In the second chapter, coauthored with Adam Baybutt, we consider inference on the conditional average treatment effect (CATE) under first stage model misspecification. Plausible identification of CATEs can rely on controlling for a large number of variables to account for confounding factors. In these high-dimensional settings, estimation of the CATE requires estimating first-stage models whose consistency relies on correctly specifying their parametric forms. While doubly-robust estimators of the CATE exist, inference procedures based on the second stage CATE estimator are not doubly robust. Using the popular augmented inverse propensity weighting signal, we propose an estimator for the CATE whose resulting Wald-type confidence intervals are doubly robust. We assume a logistic model for the propensity score and a linear model for the outcome regression, and estimate the parameters of these models using a Lasso penalty to address the high dimensional covariates. Our proposed estimator remains consistent at the nonparametric rate and our proposed pointwise and uniform confidence intervals remain asymptotically valid even if one of the logistic propensity score or linear outcome regression models are misspecified.

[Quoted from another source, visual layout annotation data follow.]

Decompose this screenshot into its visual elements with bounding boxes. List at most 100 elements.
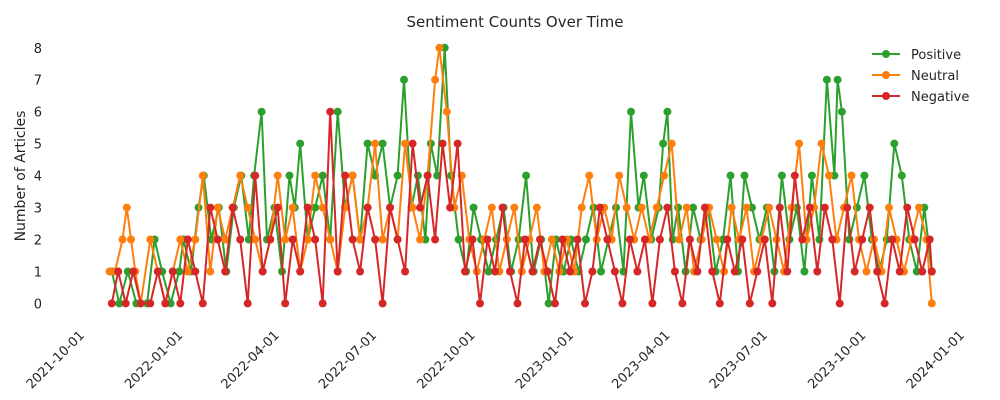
data-point-positive: [582, 235, 590, 244]
data-point-neutral: [356, 235, 365, 244]
data-point-negative: [129, 267, 138, 276]
data-point-negative: [873, 267, 882, 276]
data-point-negative: [790, 171, 799, 180]
legend-label: Neutral: [911, 69, 959, 84]
data-point-negative: [176, 299, 185, 308]
data-point-negative: [543, 267, 552, 276]
data-point-negative: [146, 299, 155, 308]
data-point-neutral: [915, 203, 923, 212]
data-point-positive: [469, 203, 478, 212]
y-axis-ticks: 0 1 2 3 4 5 6 7 8: [34, 42, 42, 313]
data-point-neutral: [532, 203, 541, 212]
data-point-negative: [603, 235, 612, 244]
data-point-positive: [285, 171, 294, 180]
data-point-negative: [573, 235, 582, 244]
data-point-neutral: [146, 235, 155, 244]
data-point-neutral: [303, 235, 312, 244]
data-point-positive: [860, 171, 869, 180]
x-tick-label: 2022-10-01: [415, 328, 479, 392]
data-point-positive: [659, 139, 668, 148]
data-point-negative: [640, 235, 649, 244]
data-point-negative: [588, 267, 597, 276]
data-point-negative: [198, 299, 207, 308]
data-point-negative: [835, 299, 844, 308]
data-point-negative: [843, 203, 852, 212]
data-point-positive: [689, 203, 698, 212]
data-point-negative: [895, 267, 904, 276]
data-point-neutral: [326, 235, 335, 244]
data-point-negative: [221, 267, 230, 276]
data-point-negative: [663, 203, 672, 212]
data-point-neutral: [675, 235, 684, 244]
data-point-neutral: [371, 139, 380, 148]
legend-marker-swatch: [882, 50, 890, 58]
data-point-neutral: [281, 235, 290, 244]
data-point-negative: [341, 171, 350, 180]
data-point-positive: [833, 75, 842, 84]
data-point-neutral: [547, 235, 556, 244]
data-point-neutral: [682, 203, 691, 212]
data-point-negative: [903, 203, 912, 212]
data-point-negative: [595, 203, 604, 212]
data-point-negative: [715, 299, 724, 308]
data-point-neutral: [615, 171, 624, 180]
legend: Positive Neutral Negative: [872, 48, 969, 105]
data-point-negative: [468, 235, 477, 244]
data-point-positive: [663, 107, 672, 116]
data-point-positive: [175, 267, 184, 276]
data-point-positive: [597, 267, 605, 276]
data-point-neutral: [817, 139, 826, 148]
data-point-positive: [393, 171, 402, 180]
data-point-positive: [311, 203, 320, 212]
x-tick-label: 2021-10-01: [24, 328, 88, 392]
data-point-positive: [484, 267, 493, 276]
data-point-negative: [363, 203, 372, 212]
legend-marker-swatch: [882, 71, 890, 79]
data-point-neutral: [118, 235, 127, 244]
data-point-positive: [639, 171, 648, 180]
data-point-negative: [693, 267, 702, 276]
data-point-neutral: [191, 235, 200, 244]
data-point-neutral: [348, 171, 357, 180]
data-point-positive: [400, 75, 408, 84]
data-point-positive: [257, 107, 266, 116]
data-point-negative: [258, 267, 267, 276]
data-point-negative: [910, 235, 919, 244]
data-point-positive: [115, 299, 124, 308]
data-point-negative: [266, 235, 275, 244]
data-point-positive: [544, 299, 553, 308]
data-point-neutral: [637, 203, 646, 212]
data-point-neutral: [236, 171, 245, 180]
data-point-negative: [121, 299, 130, 308]
data-point-positive: [897, 171, 906, 180]
data-point-negative: [461, 267, 469, 276]
y-tick-label: 6: [34, 106, 42, 121]
data-point-negative: [745, 299, 754, 308]
data-point-negative: [136, 299, 145, 308]
data-point-negative: [670, 267, 679, 276]
data-point-positive: [807, 171, 816, 180]
data-point-neutral: [431, 75, 440, 84]
data-point-negative: [228, 203, 237, 212]
data-point-negative: [865, 203, 874, 212]
x-tick-label: 2022-07-01: [316, 328, 380, 392]
data-point-neutral: [667, 139, 676, 148]
legend-item-neutral: Neutral: [872, 69, 959, 84]
data-point-positive: [333, 107, 342, 116]
data-point-neutral: [825, 171, 833, 180]
data-point-neutral: [765, 203, 774, 212]
data-point-negative: [783, 267, 792, 276]
data-point-negative: [213, 235, 222, 244]
data-point-negative: [311, 235, 320, 244]
x-tick-label: 2023-07-01: [707, 328, 771, 392]
y-tick-label: 2: [34, 234, 42, 249]
data-point-negative: [401, 267, 410, 276]
data-point-negative: [521, 235, 529, 244]
legend-item-positive: Positive: [872, 48, 961, 63]
data-point-negative: [206, 203, 215, 212]
data-point-negative: [483, 235, 492, 244]
data-point-positive: [822, 75, 831, 84]
y-tick-label: 3: [34, 202, 42, 217]
data-point-negative: [536, 235, 544, 244]
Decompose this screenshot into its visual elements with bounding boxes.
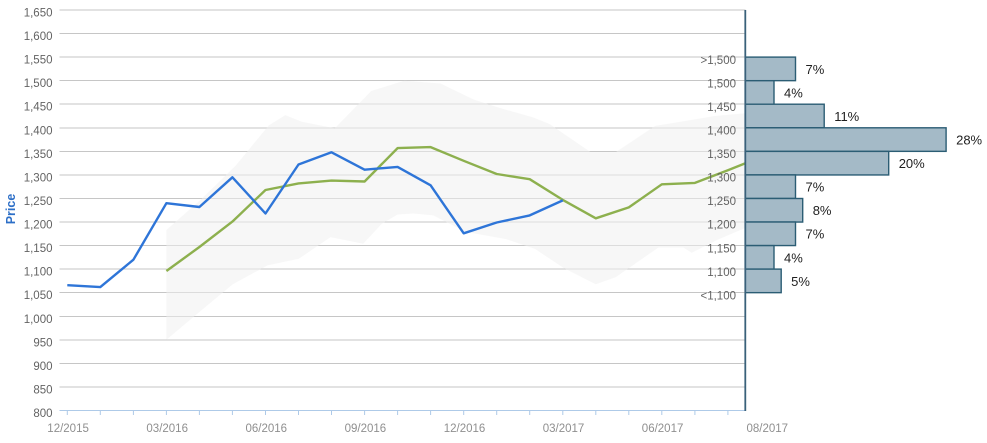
svg-text:28%: 28% (956, 133, 982, 148)
svg-text:1,200: 1,200 (24, 220, 53, 232)
svg-text:1,500: 1,500 (24, 78, 53, 90)
svg-text:1,250: 1,250 (24, 196, 53, 208)
svg-text:11%: 11% (834, 109, 859, 124)
svg-text:09/2016: 09/2016 (345, 423, 387, 435)
svg-text:1,300: 1,300 (24, 172, 53, 184)
svg-text:06/2017: 06/2017 (642, 423, 684, 435)
svg-text:1,200: 1,200 (707, 220, 736, 232)
svg-text:1,150: 1,150 (24, 243, 53, 255)
svg-text:<1,100: <1,100 (701, 290, 737, 302)
svg-text:1,100: 1,100 (24, 267, 53, 279)
svg-text:900: 900 (33, 361, 52, 373)
svg-text:1,350: 1,350 (24, 149, 53, 161)
svg-text:1,300: 1,300 (707, 173, 736, 185)
svg-text:850: 850 (33, 384, 52, 396)
svg-text:950: 950 (33, 337, 52, 349)
svg-text:4%: 4% (784, 85, 803, 100)
svg-text:>1,500: >1,500 (701, 55, 737, 67)
svg-text:1,250: 1,250 (707, 196, 736, 208)
svg-text:7%: 7% (806, 62, 825, 77)
svg-text:1,150: 1,150 (707, 243, 736, 255)
svg-text:8%: 8% (813, 203, 832, 218)
svg-text:20%: 20% (899, 156, 925, 171)
svg-text:1,400: 1,400 (707, 126, 736, 138)
svg-text:1,450: 1,450 (707, 102, 736, 114)
svg-text:08/2017: 08/2017 (747, 423, 789, 435)
svg-text:1,050: 1,050 (24, 290, 53, 302)
svg-text:800: 800 (33, 408, 52, 420)
svg-text:4%: 4% (784, 250, 803, 265)
svg-text:1,350: 1,350 (707, 149, 736, 161)
svg-text:12/2016: 12/2016 (444, 423, 486, 435)
svg-text:7%: 7% (806, 227, 825, 242)
svg-text:1,450: 1,450 (24, 102, 53, 114)
svg-text:03/2017: 03/2017 (543, 423, 585, 435)
svg-text:1,600: 1,600 (24, 31, 53, 43)
svg-text:1,100: 1,100 (707, 267, 736, 279)
svg-text:1,000: 1,000 (24, 314, 53, 326)
svg-text:1,650: 1,650 (24, 8, 53, 20)
svg-text:06/2016: 06/2016 (246, 423, 288, 435)
svg-text:12/2015: 12/2015 (47, 423, 89, 435)
svg-text:1,550: 1,550 (24, 55, 53, 67)
svg-text:Price: Price (4, 194, 18, 225)
svg-text:5%: 5% (791, 274, 810, 289)
svg-text:03/2016: 03/2016 (146, 423, 188, 435)
svg-text:1,500: 1,500 (707, 78, 736, 90)
svg-text:1,400: 1,400 (24, 125, 53, 137)
svg-text:7%: 7% (806, 180, 825, 195)
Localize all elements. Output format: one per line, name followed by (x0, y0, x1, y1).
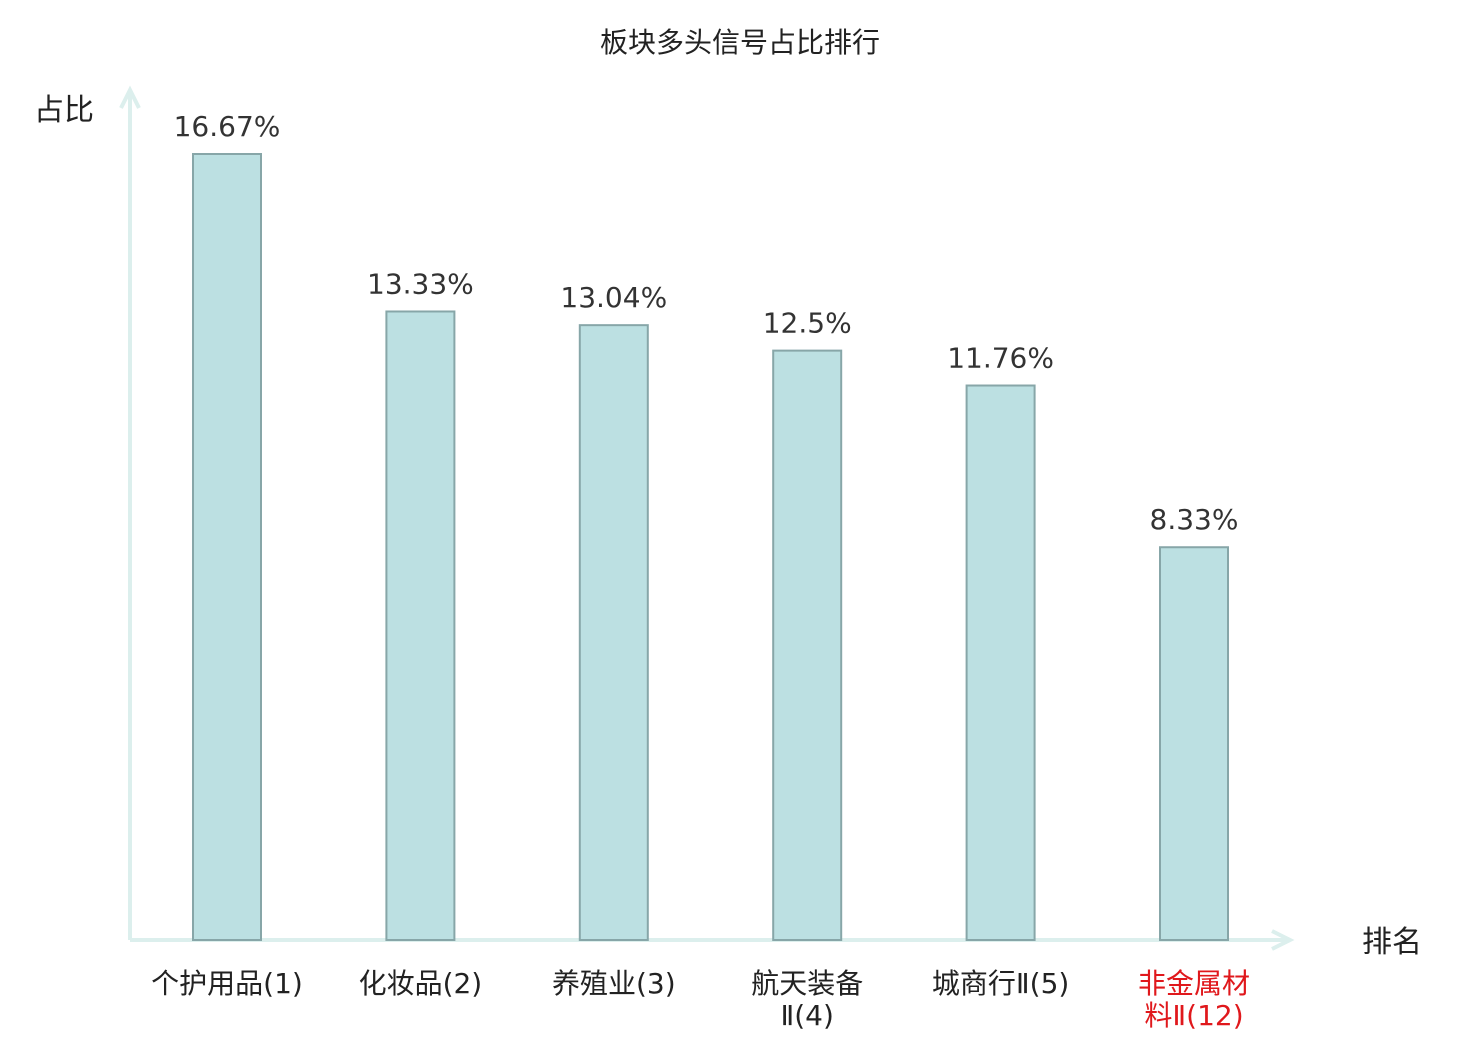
data-label: 13.04% (560, 281, 667, 314)
bar (1159, 546, 1229, 942)
data-label: 16.67% (174, 110, 281, 143)
x-tick-label: 非金属材 (1138, 967, 1250, 1000)
y-axis-arrow (119, 85, 141, 109)
chart-title: 板块多头信号占比排行 (600, 26, 880, 59)
bar (385, 310, 456, 941)
x-axis-arrow (1271, 929, 1295, 951)
x-tick-label: 个护用品(1) (151, 967, 303, 1000)
y-axis-label: 占比 (34, 93, 94, 128)
bar (772, 349, 843, 942)
x-tick-label: 航天装备 (751, 967, 863, 1000)
bar (578, 324, 649, 941)
x-tick-label: 城商行Ⅱ(5) (932, 967, 1069, 1000)
bars (192, 153, 1229, 942)
data-label: 13.33% (367, 267, 474, 300)
data-label: 12.5% (763, 307, 852, 340)
x-axis-label: 排名 (1362, 925, 1422, 960)
data-label: 11.76% (947, 342, 1054, 375)
bar (192, 153, 262, 941)
x-tick-label: 养殖业(3) (552, 967, 676, 1000)
axes (119, 85, 1295, 951)
value-labels: 16.67% 13.33% 13.04% 12.5% 11.76% 8.33% (174, 110, 1239, 536)
x-tick-label: Ⅱ(4) (780, 999, 833, 1032)
x-tick-label: 料Ⅱ(12) (1144, 999, 1243, 1032)
data-label: 8.33% (1150, 503, 1239, 536)
bar (965, 384, 1036, 942)
x-tick-label: 化妆品(2) (359, 967, 483, 1000)
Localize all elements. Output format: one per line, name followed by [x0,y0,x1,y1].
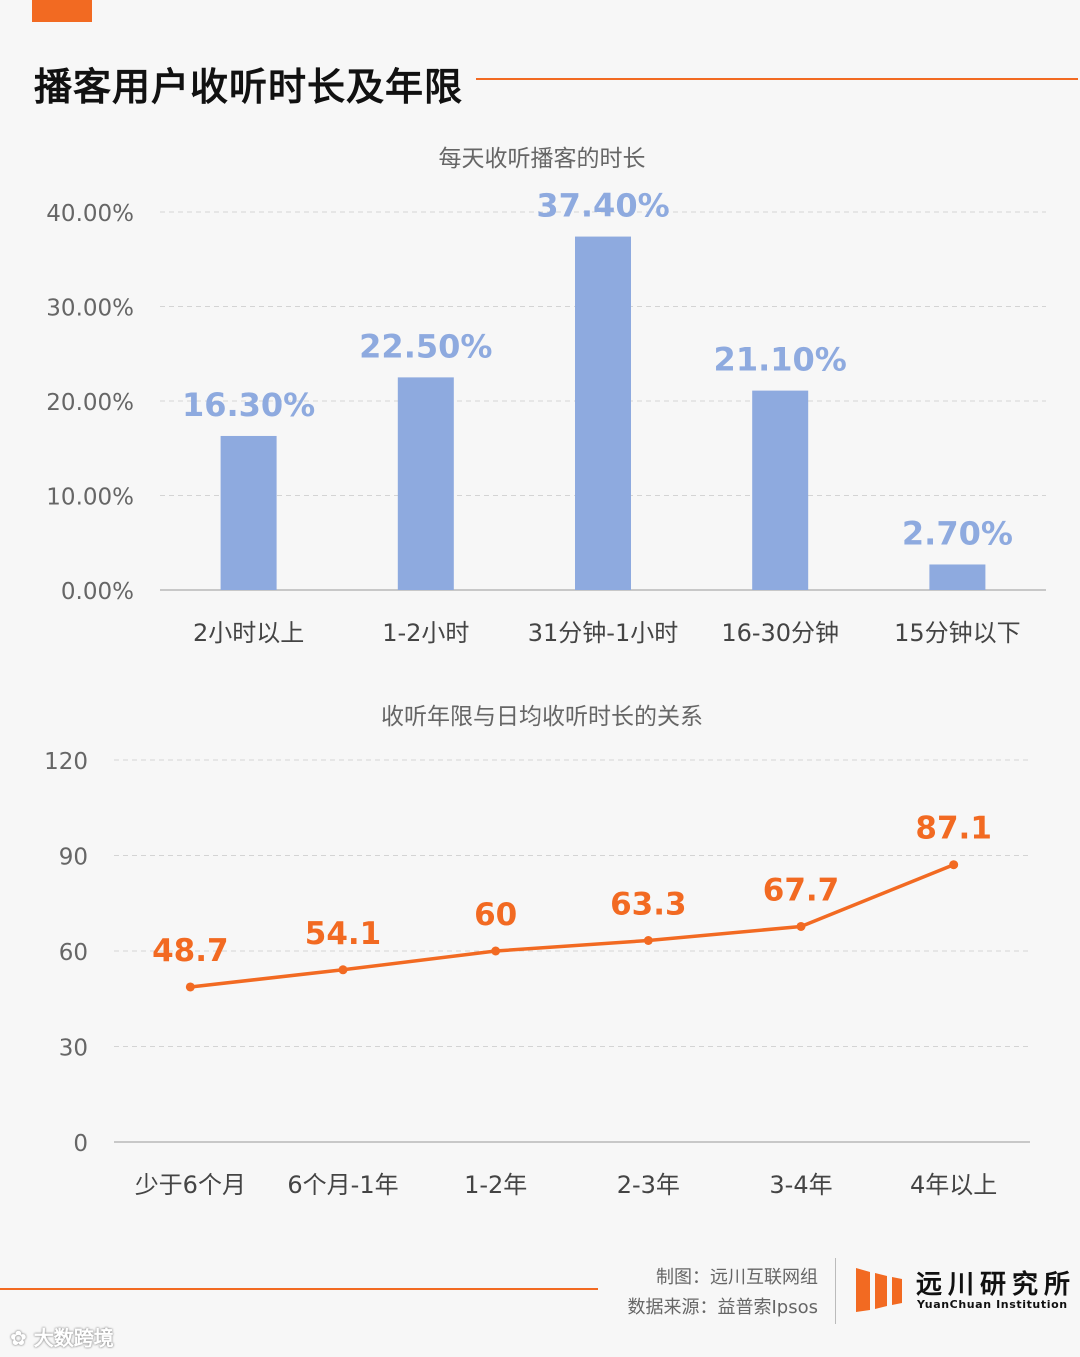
x-tick-label: 16-30分钟 [721,619,839,647]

The final chapter, coauthored with Prof. Rodrigo Pinto, investigates the relationship among monotonicity conditions in IV models with multiple choices and categorical instruments. The comparison between monotonicity conditions of ordered and unordered choice models is central to our analysis. We show that these seemingly unrelated conditions exhibit non-trivial symmetries that can be traced back to a weaker condition called Minimal Monotonicity. This novel condition captures an essential property for identifying causal parameters while being necessary for ascribing causal interpretation to Two-Stage Least Squares (2SLS) estimands. We show that minimal monotonicity naturally arises from a notion of rationality in revealed preference analysis. The condition enables to describe non-standard choice behaviors and serves as a building block for a wide range of economically-justified monotonicity conditions that do not fit the narrative dictated by either ordered or unordered choice models.